L’épisode commence par un Sayid tout seul au bord de la plage, contemplant la photo d’une jeune femme retrouvée il y a peu (la photo, pas la jeune femme), quand tout à coup un câble enfoui sous le sable (j’allais dire "enterré" mais ça n’aurait pas vraiment été le bon terme) attire son attention. Un câble qui va se perdre dans la forêt alors que son autre bout provient semble-t-il de la mer... Logiquement, l’ancien garde républicain veut voir où cela va le mener, c’est-à-dire en fait tout droit dans un piège, pendu par les pieds.
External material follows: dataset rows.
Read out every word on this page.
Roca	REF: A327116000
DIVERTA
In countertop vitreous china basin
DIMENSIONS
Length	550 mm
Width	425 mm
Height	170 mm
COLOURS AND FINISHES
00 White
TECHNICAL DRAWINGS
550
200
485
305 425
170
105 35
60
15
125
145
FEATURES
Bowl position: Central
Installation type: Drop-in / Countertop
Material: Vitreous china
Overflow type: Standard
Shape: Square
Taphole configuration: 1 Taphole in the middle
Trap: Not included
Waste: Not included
Le voici donc la tête en bas, mais pas pour longtemps puisque que quelqu’un ne tarde pas à venir avec un couteau pour le libérer...
Bah non, c’était pas pour ça
Etre libéré pour se retrouver sous la torture, je pense qu’il y a quand même plus joyeux. Notre ami Sayid est soumis à un interrogatoire par quelqu’un qu’il ne s’attendait sûrement pas à trouver : la Française qui a émis le signal de détresse dont il essaie désespérément de localiser la source... Le fait que Sayid soit torturé est intéressant pour plusieurs raisons : il se retrouve dans la position de Sawyer lors de l’épisode précédent (tel est pris qui croyait pendre - prendre), et par la même occasion dans la position des gens qu’il a torturés auparavant - ce qui est une manière assez habile d’introduire son passé dans la Garde Républicaine -, et c’est aussi sympathique car le tout début de la scène où on découvre qu’il est attaché à une sorte de grillage sème le doute car on ne sait pas trop si on a affaire à un flashback ou non. De plus, les flashbacks sont facilités par la présence de la photo de la jeune femme sur l’île (comme dans l’épisode précédent, nous avons un objet commun aux flashbacks et au présent sur l’île), puisque Rousseau pose des questions à son propos à Sayid, qui s’exécute aussitôt... Ca aussi c’est nouveau : même s’ils sont disséminés dans l’épisode parce qu’on n’allait pas tout nous mettre d’un coup, les flashbacks représentent ce que Sayid raconte à Rousseau. Une nouvelle petite variation en somme. Enfin du moins, c’est comme ça que je l’ai compris.
St Aidan
Ah non, ça c’est dans Alias... Si Sayid a fait la promesse de ne plus jamais torturer personne (promesse rompue avec Sawyer, je le martèle encore une fois), c’est à cause d’une fille (c’est d’un classique). Et pas n’importe quelle fille : Nadia. Nadia, il la connaît depuis tout petit, mais il l’avait oublié depuis. Mais par chance, un jour, il la retrouve sur son chemin. Enfin, chance, je ne sais pas trop si le terme est exact puisqu’elle sait apparemment qui aurait fait exploser la bombe dans les quartiers généraux de la Garde Républicaine, et c’est Sayid qui s’occupe des interrogatoires des suspects. Et Sayid, c’est un dur, lui il s’en fout il frappe même les filles quand il s’agit de soutirer des informations. Enfin ça, c’est ce qu’il dit, parce que dans la pratique, c’est pas trop ça. Au fur et à mesure des contacts qu’il a avec Nadia, on voit un Sayid devenir de plus en plus incertain de ce qu’il fait, et de pourquoi il le fait. La petite fille qu’il s’amusait à pousser enfant le convainc petit à petit qu’il n’est pas ce qu’il prétend être, que les méthodes employées par ceux à qui il a prêté allégeance ne sont pas forcément plus honorables que de faire exploser une bombe. Si elle réussit à le faire douter, c’est parce qu’elle a su toucher le coeur de Sayid - qui a un bon fond - et parce que petit à petit ils tombent amoureux l’un de l’autre. Et c’est par amour qu’il tue un de ses camarades et se tire une balle dans la jambe pour la laisser s’échapper. Malheureusement, elle est tout de même morte... Sayid a changé pour Nadia ; ne pas redevenir ce qu’il a été un temps - brebis égarée qu’il était - était un devoir moral envers elle, pour honorer sa mémoire. On comprend donc très bien qu’il se sente honteux de ce qu’il a fait à Sawyer...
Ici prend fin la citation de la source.